Basically, I am having a difficult time understand exactly what is going wrong here.
Shared memory does not appear to be behaving in a block exclusive manner while debugging. When running the code normally, nothing is printed. However, if I attempt to debug it, shared memory is shared between blocks and the print statement is reached.
This is an example, obviously this isn't terribly useful code, but it reproduces the issue on my system. Am I doing something wrong? Is this a bug or expected behavior from the debugger?
__global__
void test()
{
__shared__ int result[1];
if (blockIdx.x == 0 && blockIdx.y == 0 && blockIdx.z == 0)
result[0] = 4444;
else
{
if (result[0] == 4444)
printf("This should never print if shared memory is unique\n");
}
}
And to launch it:
test<<<dim3(8,8,1), dim3(8,8,1)>>>();
It is also entirely possible that I have completely misunderstood shared memory.
Thanks for the help.
Other Information:
I am using a GTX 460. compute_20
and sm_20
are set for the project. I am writing the code in Visual Studio 2010 using Nsight 3.0 preview.

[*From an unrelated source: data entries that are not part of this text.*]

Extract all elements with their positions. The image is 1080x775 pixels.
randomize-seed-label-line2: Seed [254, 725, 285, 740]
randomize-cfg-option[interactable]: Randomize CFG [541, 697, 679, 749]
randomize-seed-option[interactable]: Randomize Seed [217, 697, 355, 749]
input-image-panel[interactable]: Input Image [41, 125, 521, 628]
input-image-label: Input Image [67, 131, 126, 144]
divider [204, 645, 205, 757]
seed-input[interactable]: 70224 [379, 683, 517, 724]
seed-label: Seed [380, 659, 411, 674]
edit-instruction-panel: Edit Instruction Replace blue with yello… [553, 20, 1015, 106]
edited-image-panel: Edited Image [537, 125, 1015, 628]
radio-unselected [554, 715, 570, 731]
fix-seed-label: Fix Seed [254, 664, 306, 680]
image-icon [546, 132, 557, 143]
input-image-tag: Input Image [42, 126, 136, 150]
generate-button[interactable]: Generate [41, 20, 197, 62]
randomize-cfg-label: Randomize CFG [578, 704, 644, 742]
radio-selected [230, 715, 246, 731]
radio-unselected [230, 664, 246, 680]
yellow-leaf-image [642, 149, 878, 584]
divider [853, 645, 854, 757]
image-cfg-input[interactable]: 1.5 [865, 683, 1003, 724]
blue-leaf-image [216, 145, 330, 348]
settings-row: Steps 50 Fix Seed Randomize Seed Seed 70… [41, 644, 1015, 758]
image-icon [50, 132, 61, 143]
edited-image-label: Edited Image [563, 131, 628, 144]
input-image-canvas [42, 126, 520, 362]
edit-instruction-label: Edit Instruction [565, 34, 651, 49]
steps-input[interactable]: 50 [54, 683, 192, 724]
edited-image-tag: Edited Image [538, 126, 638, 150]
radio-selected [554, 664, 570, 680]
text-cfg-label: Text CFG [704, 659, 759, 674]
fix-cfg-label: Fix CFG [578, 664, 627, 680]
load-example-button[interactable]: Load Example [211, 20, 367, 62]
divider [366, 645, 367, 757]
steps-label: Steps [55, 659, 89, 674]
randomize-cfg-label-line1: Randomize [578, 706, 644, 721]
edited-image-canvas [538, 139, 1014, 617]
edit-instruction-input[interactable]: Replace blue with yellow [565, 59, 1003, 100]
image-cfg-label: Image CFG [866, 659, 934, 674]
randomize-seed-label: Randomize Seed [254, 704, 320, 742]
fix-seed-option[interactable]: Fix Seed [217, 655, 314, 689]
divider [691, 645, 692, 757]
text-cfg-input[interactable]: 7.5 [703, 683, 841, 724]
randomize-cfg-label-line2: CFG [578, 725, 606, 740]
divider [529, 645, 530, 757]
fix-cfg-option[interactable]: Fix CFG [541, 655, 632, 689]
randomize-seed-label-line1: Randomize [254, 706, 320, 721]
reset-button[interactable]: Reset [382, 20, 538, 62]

There is a subtle but important difference between
shared memory is shared between blocks and the print statement is reached
and
shared memory is re-used by successive blocks and the print statement is reached
You are assuming the former, but the latter is what is really happening.
Your code, with the exception of the first block, is reading from uninitialised memory. That, in itself, is undefined behaviour. C++ (and CUDA) don't guarantee that statically declared memory is set to any value when it either comes into, or goes out of scope. You can't expect that result
wouldn't have a value of 4444, especially when it is probably stored in the same shared scratch space as a previous block which may have set it to a value of 4444.
The entire premise of the code and this question are flawed and you should draw no conclusions from the result you see other that undefined behaviour is undefined.